Durch Artikel 12 Nummer 2 i. V. m. Artikel 18 Absatz 4 des Achten Gesetzes zur Änderung von Verbrauchsteuergesetzen vom 24. Oktober 2022 (BGBl. 2022 I Seite 1838) wurde mit Wirkung zum 1. Januar 2023 § 13b Absatz 2 Nummer 6 UStG neu gefasst. Die bestehende Vorschrift zur Steuerschuldnerschaft des Leistungsempfängers wurde auf die Übertragung von Emissionszertifikaten nach § 3 Nummer 2 des Brennstoffemissionshandelsgesetzes (BEHG) ausgeweitet.


Das Bundesfinanzministerium hat am 2. Mai 2022 ein BMF-Schreiben zur Steuerschuldnerschaft des Leistungsempfängers bei sonstigen Leistungen auf dem Gebiet der Telekommunikation veröffentlicht.
Seit zum 01.01.2021 der § 13b Abs. 2 Nr. 12 UStG eingefügt wurde und § 13b Abs. 5 UStG geändert wurde, gab es Unsicherheit bei Vermietern. Dabei ging es um die Frage, wer die Umsatzsteuer schuldet, wenn Vermieter Telekommunikationsdienstleistungen an ihre Mieter weitergeben.
Auszug aus dem BMF-Schreiben:

Die Bereitstellung von Internet- und/oder TV-Anschluss an einen Unternehmer stellt eine sonstige Leistung auf dem Gebiet der Telekommunikation dar. Der Leistungsort bestimmt sich nach § 3a Abs. 2 UStG. Der Leistungsempfänger ist gem. § 13b Abs. 2 Nr. 12 i. V. m. Abs. 5 Satz 6 UStG Steuerschuldner, wenn er ein Unternehmer ist, dessen Haupttätigkeit in Bezug auf den Erwerb dieser Dienstleistung in deren Erbringung besteht und dessen eigener Verbrauch von untergeordneter Bedeutung ist (sog. Wiederverkäufer).

Der Begriff des Wiederverkäufers ist grundsätzlich eng auszulegen. Wohnungseigentümergemeinschaften und Vermieter, die Telekommunikationsdienstleistungen an die einzelnen Wohnungseigentümer bzw. Mieter weitergeben, werden jedoch regelmäßig nicht von dem Begriff des Wiederverkäufers umfasst.

Grundsätze

Nach dem nationalen Umsatzsteuerrecht muss ein Leistungserbringer die Umsatzsteuer vom Leistungsempfänger vereinnahmen und an das Finanzamt entrichten. Wenn der Leistungsempfänger Unternehmer ist, kann er die gezahlte Umsatzsteuer als Vorsteuer geltend machen.

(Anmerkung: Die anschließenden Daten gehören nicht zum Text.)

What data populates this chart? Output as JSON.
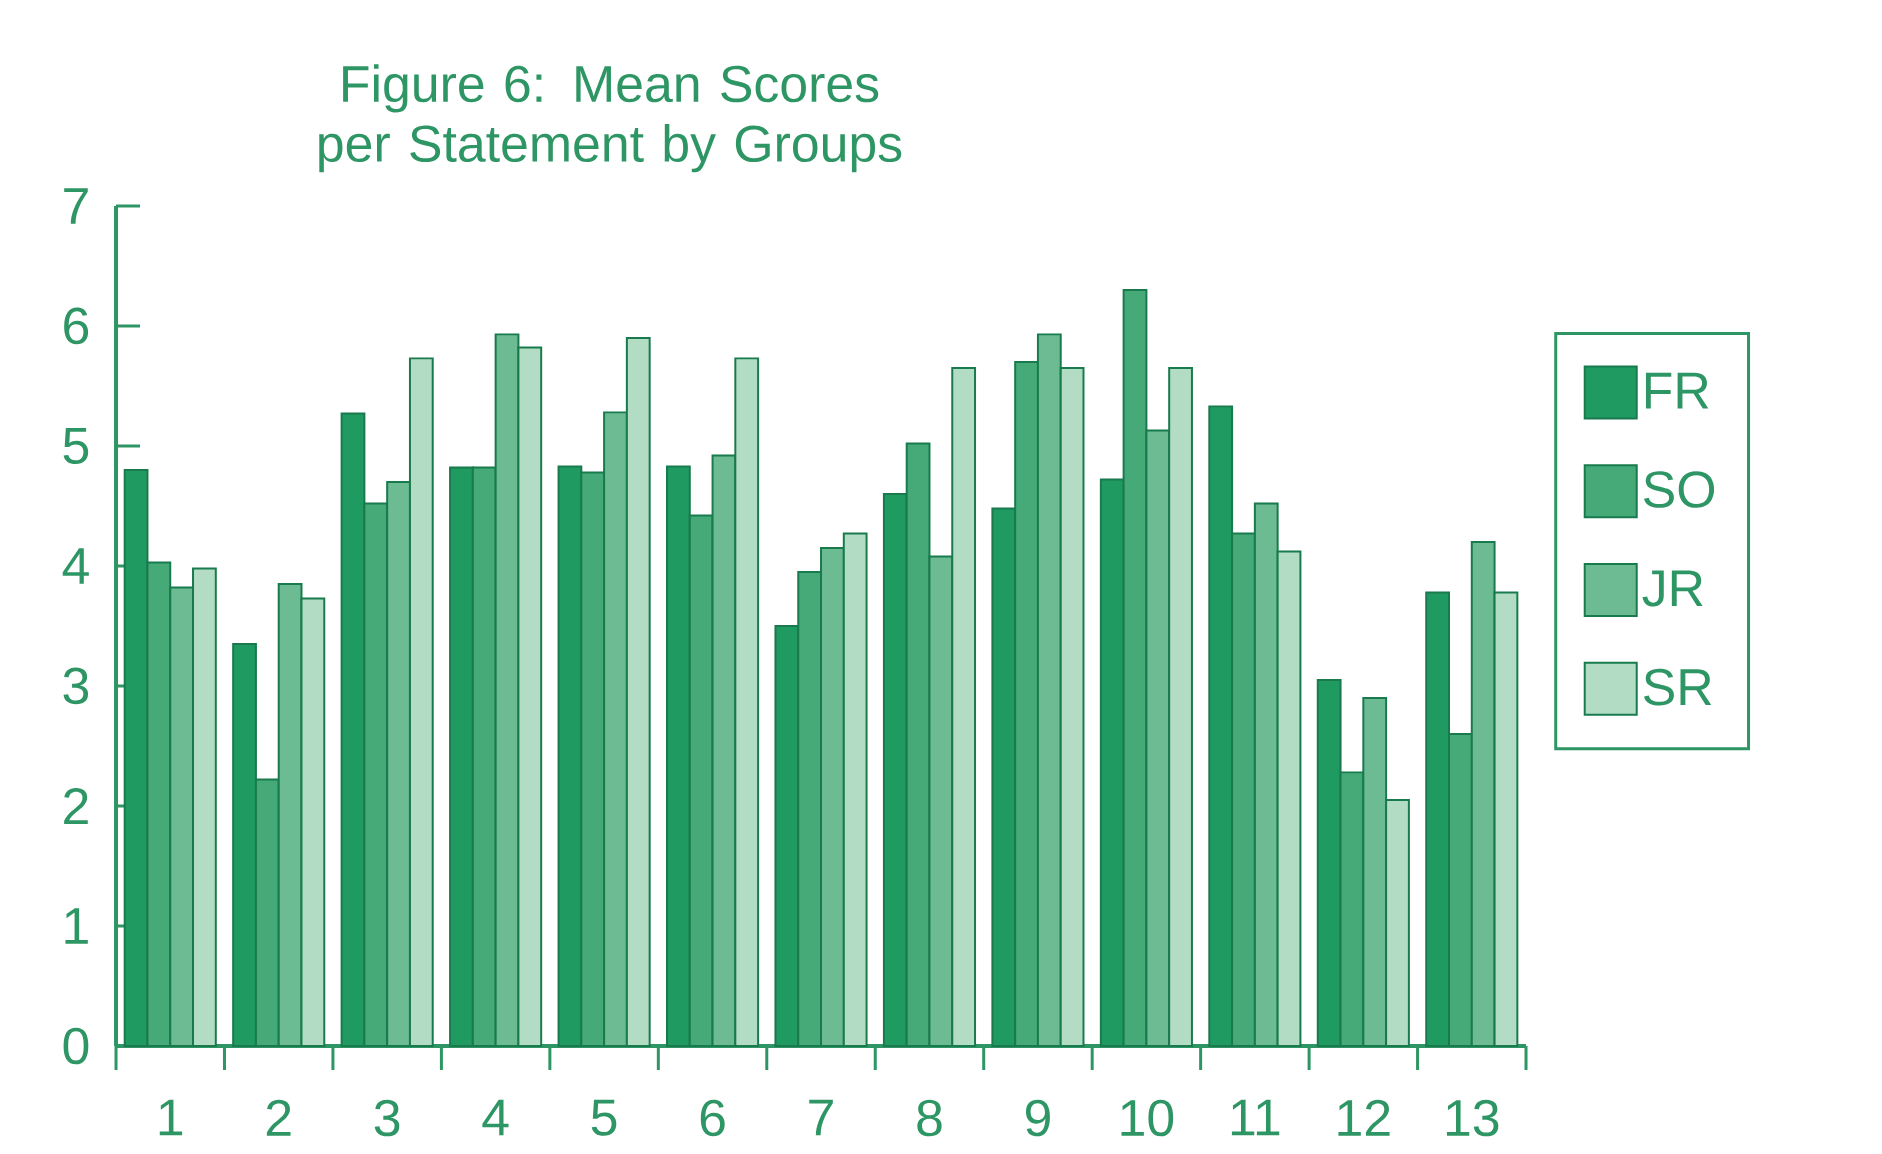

Um es ausländischen Unternehmern aus steuerlicher Sicht zu erleichtern, im Inland steuerpflichtige Umsätze zu erbringen, wurde das Reverse-Charge-Verfahren entwickelt. Das Reverse-Charge-Verfahren bezeichnet die Verlagerung der Umsatzsteuerschuld vom leistenden Unternehmer auf den Leistungsempfänger. Beim Leistungsempfänger fallen Steuerschuld und Vorsteuerabzug zusammen und saldieren sich direkt. Mit diesem Ansatz wird die Bekämpfung des Umsatzsteuerbetrugs leichter. Das Reverse-Charge-Verfahren führt aber auch zu administrativen Erleichterungen für die am Umsatz beteiligten Parteien.

Grundgedanke: Wo Mehrwertsteuer nicht gesondert in Rechnung gestellt werden darf, kann sie auch nicht als Vorsteuer hinterzogen werden.

In Deutschland wurde zum 01.01.2002 das Reverse Charge Verfahren (§ 13b UStG) eingeführt. Zu diesem Zeitpunkt betraf es als Hauptanwendungsfall den ausländischen Unternehmer, der in Deutschland Werkleistungen erbringt. Es gab aber zahlreiche Sonderregelungen und Ausnahmen. Die Rechnungsstellung des ausländischen Unternehmers erfolgt netto mit dem schriftlichen Hinweis auf den Wechsel der Steuerschuldnerschaft. Der deutsche Unternehmer (Leistungsempfänger) deklariert gegenüber seinem Finanzamt die Umsatzsteuer und zieht gleichzeitig die Vorsteuer. Das Verfahren wurde in den folgenden Jahren erweitert.

Der § 13b UStG enthält die Fälle, in denen der Leistungsempfänger die Umsatzsteuer schuldet.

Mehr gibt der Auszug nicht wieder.